7. The method of claim 6,
The processor is
Repeating steps (a), (c) and (d) until all object images stored in the first dataset are used for each image of the second dataset called in step (b), Learning data organization device.

7. The method of claim 6,
The processor is
Calling an image randomly from the first dataset,
Designate an area for the called image and remove the background,
The background is removed and the object is extracted from the specified area,
Storing the extracted object in the memory in a specified size, learning data configuration device.

7. The method of claim 6,
The processor, in the process (c),
Extracting the four major image features of the extracted or stored object image from the first dataset,
Splitting the image randomly called from the second dataset in a plane,
Extracting four image features for each segmented flat image,
Comparing the feature amounts of the four image features of the extracted or stored object image from the extracted first dataset with the feature amounts of the four image features for each flat image divided from the extracted second dataset, it is determined whether the reference value is exceeded, the determination As a result, if the reference value is exceeded in all the flat images divided in the second dataset, one flat image divided in the second dataset is selected,
An apparatus for constructing learning data that inserts the object image of the first dataset into the divided planar image of the selected second dataset.
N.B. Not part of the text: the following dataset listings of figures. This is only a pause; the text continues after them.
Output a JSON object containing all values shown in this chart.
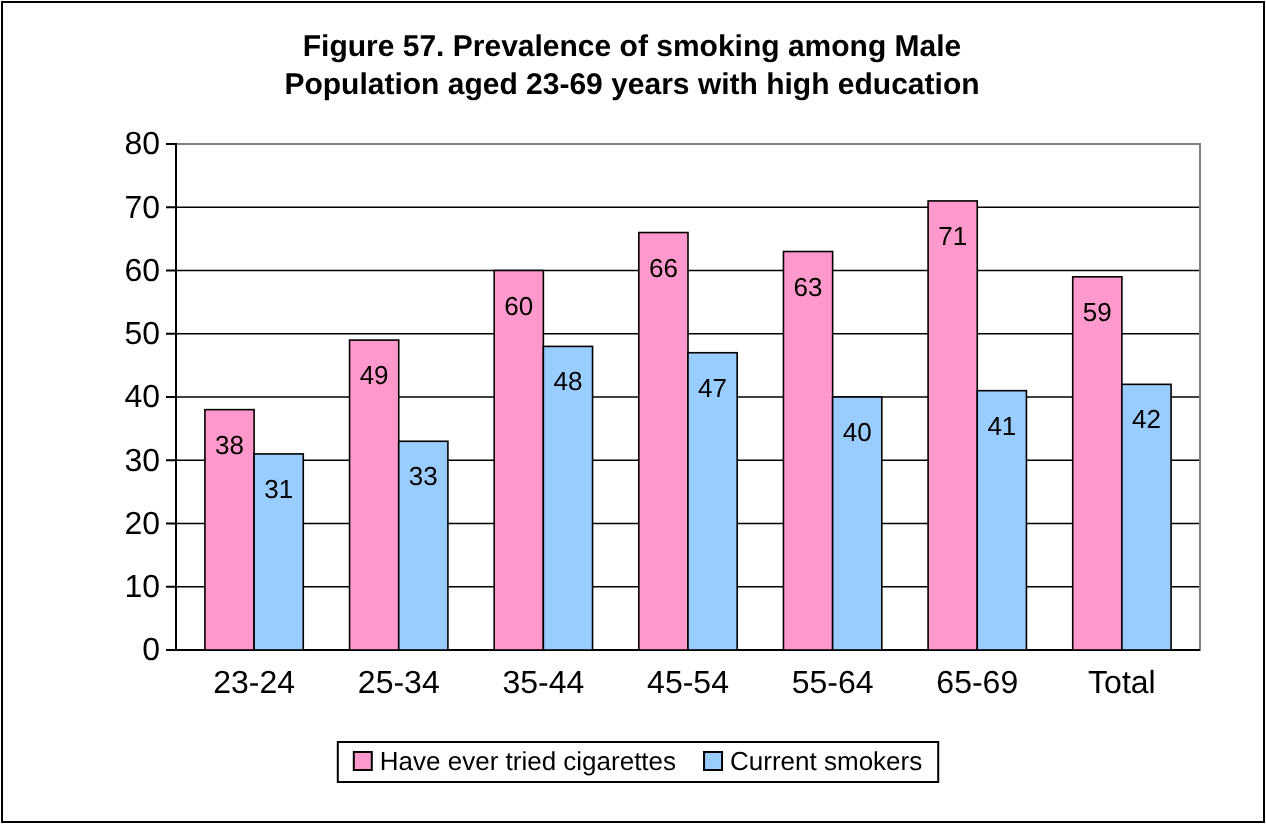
{
  "chart_data": {
    "type": "bar",
    "title": "Figure 57. Prevalence of smoking among Male Population aged 23-69 years with high education",
    "categories": [
      "23-24",
      "25-34",
      "35-44",
      "45-54",
      "55-64",
      "65-69",
      "Total"
    ],
    "series": [
      {
        "name": "Have ever tried cigarettes",
        "color": "#ff99cc",
        "values": [
          38,
          49,
          60,
          66,
          63,
          71,
          59
        ]
      },
      {
        "name": "Current smokers",
        "color": "#99ccff",
        "values": [
          31,
          33,
          48,
          47,
          40,
          41,
          42
        ]
      }
    ],
    "ylim": [
      0,
      80
    ],
    "yticks": [
      0,
      10,
      20,
      30,
      40,
      50,
      60,
      70,
      80
    ],
    "grid": "y",
    "legend": "bottom",
    "data_labels": true
  }
}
10. The method of claim 9,
The processor, in the process of inserting,
Smoothing is performed on the boundary area of the object image of the inserted first dataset,
After determining the object label-based situation, the learning data configuration apparatus determines the final insertion position in the divided flat image of the selected second dataset.